Las rodillas son una de las articulaciones más exigidas del cuerpo humano. Especialistas en entrenamiento y rehabilitación recomiendan ocho ejercicios para fortalecer la musculatura que las rodea y reducir el riesgo de lesiones.
Las rodillas son una de las articulaciones más exigidas del cuerpo humano, puesto que soportan gran parte del peso corporal, intervienen en actividades cotidianas como caminar o subir escaleras y son fundamentales para la práctica deportiva. Sin embargo, también se encuentran entre las estructuras más vulnerables a lesiones y patologías derivadas del desgaste, la sobrecarga o una mala condición física.
Los especialistas en entrenamiento y rehabilitación de la clínica Medical Exercise coinciden en que fortalecer la musculatura que rodea la articulación es una de las mejores estrategias para proteger las rodillas y reducir el riesgo de problemas como la condropatía rotuliana, una afección frecuente que provoca dolor en la parte anterior de la rodilla.

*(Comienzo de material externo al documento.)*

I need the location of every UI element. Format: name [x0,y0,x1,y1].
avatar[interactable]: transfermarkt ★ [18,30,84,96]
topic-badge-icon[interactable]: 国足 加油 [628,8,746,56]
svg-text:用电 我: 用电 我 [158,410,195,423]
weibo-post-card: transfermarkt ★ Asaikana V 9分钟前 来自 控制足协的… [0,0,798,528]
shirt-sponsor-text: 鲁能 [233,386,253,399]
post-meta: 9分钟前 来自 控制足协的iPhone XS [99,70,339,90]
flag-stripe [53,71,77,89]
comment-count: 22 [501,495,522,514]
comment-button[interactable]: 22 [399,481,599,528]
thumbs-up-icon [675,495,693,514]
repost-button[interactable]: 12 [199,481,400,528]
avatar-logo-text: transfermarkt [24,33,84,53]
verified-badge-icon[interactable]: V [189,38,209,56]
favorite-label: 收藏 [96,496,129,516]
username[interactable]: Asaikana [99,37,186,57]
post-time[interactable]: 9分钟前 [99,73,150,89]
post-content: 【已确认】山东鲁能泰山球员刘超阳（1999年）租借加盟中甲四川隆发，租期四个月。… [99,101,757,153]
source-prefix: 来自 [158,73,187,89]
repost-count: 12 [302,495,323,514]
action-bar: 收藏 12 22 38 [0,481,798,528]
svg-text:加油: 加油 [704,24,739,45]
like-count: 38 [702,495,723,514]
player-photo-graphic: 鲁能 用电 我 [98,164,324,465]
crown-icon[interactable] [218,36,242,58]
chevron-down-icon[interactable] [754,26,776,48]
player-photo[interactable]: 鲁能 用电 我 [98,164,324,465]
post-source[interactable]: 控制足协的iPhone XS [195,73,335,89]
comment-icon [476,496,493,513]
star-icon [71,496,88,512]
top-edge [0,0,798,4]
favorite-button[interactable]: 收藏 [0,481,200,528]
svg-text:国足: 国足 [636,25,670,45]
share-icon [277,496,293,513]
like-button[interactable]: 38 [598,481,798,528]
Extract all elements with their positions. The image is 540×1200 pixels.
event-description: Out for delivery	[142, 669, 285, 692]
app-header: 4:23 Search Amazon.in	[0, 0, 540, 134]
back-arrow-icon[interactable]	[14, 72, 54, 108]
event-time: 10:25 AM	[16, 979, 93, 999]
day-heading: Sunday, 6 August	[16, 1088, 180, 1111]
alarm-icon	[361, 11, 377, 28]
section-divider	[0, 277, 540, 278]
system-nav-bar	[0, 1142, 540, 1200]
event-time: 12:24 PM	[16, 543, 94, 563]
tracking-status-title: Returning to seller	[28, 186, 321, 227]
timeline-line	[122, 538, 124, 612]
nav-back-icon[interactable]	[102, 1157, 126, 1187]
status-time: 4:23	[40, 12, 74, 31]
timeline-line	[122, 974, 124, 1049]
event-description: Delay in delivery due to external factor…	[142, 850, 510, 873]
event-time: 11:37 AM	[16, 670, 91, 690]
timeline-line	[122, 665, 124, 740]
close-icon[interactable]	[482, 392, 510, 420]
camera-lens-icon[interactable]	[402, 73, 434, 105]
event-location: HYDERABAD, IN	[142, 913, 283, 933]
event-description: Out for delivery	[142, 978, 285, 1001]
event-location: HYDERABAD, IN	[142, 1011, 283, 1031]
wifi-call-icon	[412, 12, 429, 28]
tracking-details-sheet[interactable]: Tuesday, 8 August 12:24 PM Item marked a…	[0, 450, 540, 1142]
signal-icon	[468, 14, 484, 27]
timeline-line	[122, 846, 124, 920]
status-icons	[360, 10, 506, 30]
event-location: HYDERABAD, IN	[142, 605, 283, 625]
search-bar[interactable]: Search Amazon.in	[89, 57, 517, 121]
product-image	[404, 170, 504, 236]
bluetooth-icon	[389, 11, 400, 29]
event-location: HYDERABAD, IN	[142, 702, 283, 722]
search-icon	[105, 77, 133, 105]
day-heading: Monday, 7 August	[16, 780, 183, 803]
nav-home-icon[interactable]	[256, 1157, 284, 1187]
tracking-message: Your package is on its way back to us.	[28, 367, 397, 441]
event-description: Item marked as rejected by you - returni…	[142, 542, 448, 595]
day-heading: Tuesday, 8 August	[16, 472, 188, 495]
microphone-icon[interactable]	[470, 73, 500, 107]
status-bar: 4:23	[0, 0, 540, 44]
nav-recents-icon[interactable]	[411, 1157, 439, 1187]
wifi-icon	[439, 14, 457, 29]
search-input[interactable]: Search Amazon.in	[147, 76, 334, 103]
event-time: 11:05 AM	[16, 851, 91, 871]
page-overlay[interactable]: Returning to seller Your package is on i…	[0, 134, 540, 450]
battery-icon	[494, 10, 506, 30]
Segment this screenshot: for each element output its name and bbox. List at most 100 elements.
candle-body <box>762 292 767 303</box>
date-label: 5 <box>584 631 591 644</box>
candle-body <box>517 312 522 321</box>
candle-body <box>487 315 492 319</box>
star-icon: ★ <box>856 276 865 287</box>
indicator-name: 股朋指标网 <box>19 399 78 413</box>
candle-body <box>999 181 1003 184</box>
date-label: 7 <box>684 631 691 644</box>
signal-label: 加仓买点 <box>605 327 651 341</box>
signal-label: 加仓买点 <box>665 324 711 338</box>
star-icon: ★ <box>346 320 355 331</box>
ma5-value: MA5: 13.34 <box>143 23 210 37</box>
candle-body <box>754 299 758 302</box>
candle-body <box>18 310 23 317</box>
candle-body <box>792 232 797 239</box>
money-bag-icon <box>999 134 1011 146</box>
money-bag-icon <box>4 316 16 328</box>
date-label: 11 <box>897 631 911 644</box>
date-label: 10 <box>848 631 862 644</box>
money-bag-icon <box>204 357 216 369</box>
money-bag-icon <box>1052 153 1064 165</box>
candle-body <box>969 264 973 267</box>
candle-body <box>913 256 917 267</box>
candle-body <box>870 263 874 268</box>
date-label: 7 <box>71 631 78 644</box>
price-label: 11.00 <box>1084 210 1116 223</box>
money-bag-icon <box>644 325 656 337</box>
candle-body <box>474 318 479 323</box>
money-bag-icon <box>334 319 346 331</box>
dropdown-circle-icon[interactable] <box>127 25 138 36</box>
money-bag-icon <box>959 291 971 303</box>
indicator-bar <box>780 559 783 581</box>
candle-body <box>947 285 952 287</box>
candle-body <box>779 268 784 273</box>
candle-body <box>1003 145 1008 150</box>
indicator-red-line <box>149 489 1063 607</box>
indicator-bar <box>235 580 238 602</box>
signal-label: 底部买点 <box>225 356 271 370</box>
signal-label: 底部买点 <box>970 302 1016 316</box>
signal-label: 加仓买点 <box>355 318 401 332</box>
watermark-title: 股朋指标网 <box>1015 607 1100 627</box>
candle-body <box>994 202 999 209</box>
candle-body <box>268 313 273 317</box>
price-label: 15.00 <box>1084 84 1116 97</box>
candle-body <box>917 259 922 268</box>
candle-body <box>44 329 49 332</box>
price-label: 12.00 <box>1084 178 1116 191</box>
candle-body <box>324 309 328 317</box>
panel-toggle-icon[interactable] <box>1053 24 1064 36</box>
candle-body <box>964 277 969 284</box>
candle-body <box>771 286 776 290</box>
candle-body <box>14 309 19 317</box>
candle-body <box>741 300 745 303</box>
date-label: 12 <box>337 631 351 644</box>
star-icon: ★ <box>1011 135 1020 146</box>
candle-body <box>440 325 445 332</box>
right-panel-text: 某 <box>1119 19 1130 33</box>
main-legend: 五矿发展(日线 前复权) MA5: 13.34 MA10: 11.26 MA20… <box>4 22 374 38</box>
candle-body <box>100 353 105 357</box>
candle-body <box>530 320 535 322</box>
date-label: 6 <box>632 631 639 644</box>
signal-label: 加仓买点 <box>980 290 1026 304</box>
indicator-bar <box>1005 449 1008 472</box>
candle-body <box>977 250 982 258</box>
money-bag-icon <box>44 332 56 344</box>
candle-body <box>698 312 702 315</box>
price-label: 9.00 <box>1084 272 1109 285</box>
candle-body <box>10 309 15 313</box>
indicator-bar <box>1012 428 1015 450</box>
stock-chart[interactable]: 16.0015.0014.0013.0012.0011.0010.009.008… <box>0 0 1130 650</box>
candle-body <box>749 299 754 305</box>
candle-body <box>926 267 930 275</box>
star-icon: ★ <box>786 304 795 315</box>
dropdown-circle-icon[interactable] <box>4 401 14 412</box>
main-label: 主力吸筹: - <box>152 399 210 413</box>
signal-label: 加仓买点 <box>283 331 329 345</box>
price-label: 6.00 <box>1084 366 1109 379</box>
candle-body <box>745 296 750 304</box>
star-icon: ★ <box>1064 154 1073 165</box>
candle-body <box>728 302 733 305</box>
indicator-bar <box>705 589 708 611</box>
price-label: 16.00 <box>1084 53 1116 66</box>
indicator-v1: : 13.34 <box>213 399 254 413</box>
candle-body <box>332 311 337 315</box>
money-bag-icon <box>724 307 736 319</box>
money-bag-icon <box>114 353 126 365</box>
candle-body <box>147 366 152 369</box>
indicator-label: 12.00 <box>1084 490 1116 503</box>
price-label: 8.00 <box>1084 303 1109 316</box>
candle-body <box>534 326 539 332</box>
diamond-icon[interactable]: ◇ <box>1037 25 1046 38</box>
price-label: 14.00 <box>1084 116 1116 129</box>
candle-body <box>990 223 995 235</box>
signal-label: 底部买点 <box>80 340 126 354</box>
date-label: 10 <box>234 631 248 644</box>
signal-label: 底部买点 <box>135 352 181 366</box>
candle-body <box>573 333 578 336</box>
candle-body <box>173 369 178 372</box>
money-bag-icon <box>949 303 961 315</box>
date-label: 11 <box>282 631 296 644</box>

Los expertos recogen ocho ejercicios recomendados para mejorar la estabilidad, la fuerza y la resistencia de esta importante articulación. Todos ellos pueden hacerse en casa y son fácilmente realizables en la rutina diaria.
Step o subida al escalón
Este ejercicio destaca por su sencillez y eficacia. Consiste en subir un pie a un escalón o plataforma baja, dejando el talón cerca del borde, mientras la otra pierna permanece suspendida. Posteriormente, se desciende de forma controlada hasta que el talón quede por debajo del nivel de la superficie. El movimiento fortalece los músculos del muslo y mejora el control de la rodilla. Se recomienda realizar 10 repeticiones con cada pierna.
Sentadillas isométricas
Las sentadillas isométricas son una excelente opción para quienes buscan ganar fuerza sin realizar movimientos bruscos. El ejercicio se ejecuta apoyando la espalda contra una pared y descendiendo hasta que las rodillas formen un ángulo aproximado de 90 grados. Mantener esta posición durante 30 segundos activa intensamente los cuádriceps y favorece la estabilidad articular. Lo ideal es completar cinco series.
Equilibrio a una pierna
El trabajo de equilibrio es fundamental para prevenir lesiones. En este ejercicio, la persona debe sostener todo su peso sobre una sola pierna, preferiblemente descalza y con el talón ligeramente elevado. Además de fortalecer la musculatura estabilizadora, ayuda a mejorar la propiocepción, es decir, la capacidad del cuerpo para reconocer la posición de sus articulaciones. Se aconseja repetir el ejercicio cinco veces con cada pierna.
Saltos laterales
Los saltos laterales aportan dinamismo al entrenamiento. Consisten en saltar de un lado a otro de una plataforma con ambos pies al mismo tiempo, manteniendo la espalda recta y controlando la recepción del salto. Este ejercicio mejora la coordinación, la potencia y la capacidad de reacción de la articulación. Una serie de 15 repeticiones suele ser suficiente para obtener beneficios.
Levantamiento lateral de piernas
Acostado de lado y con las piernas estiradas, se eleva la pierna superior hasta la altura aproximada del hombro para después regresar lentamente a la posición inicial. Este movimiento fortalece los músculos abductores de la cadera, fundamentales para mantener una correcta alineación de las rodillas durante la marcha y la actividad física. Se recomiendan 10 repeticiones por cada lado.
Elevación de piernas
La elevación de piernas puede realizarse tumbado boca arriba o suspendido de una barra. El objetivo es levantar ambas piernas de forma controlada hasta formar un ángulo de entre 70 y 80 grados. Aunque suele asociarse al trabajo abdominal, este ejercicio también contribuye al fortalecimiento de los músculos que participan en la estabilidad de la pelvis y las extremidades inferiores.
Peso muerto
Considerado uno de los ejercicios más completos del entrenamiento de fuerza, el peso muerto activa numerosos grupos musculares, incluidos los que protegen las rodillas. Para ejecutarlo correctamente se utilizan mancuernas o una barra con peso moderado, manteniendo siempre la espalda recta y las rodillas ligeramente flexionadas. La técnica es esencial para evitar lesiones y aprovechar todos sus beneficios.
Escaladas o mountain climbers
Las escaladas combinan trabajo cardiovascular y fortalecimiento muscular. Desde una posición similar a la de una flexión de brazos, se alterna rápidamente la elevación de las rodillas hacia el pecho. Este ejercicio mejora la resistencia, la coordinación y la capacidad funcional de las piernas. Una serie de 20 segundos puede ser suficiente para quienes se inician.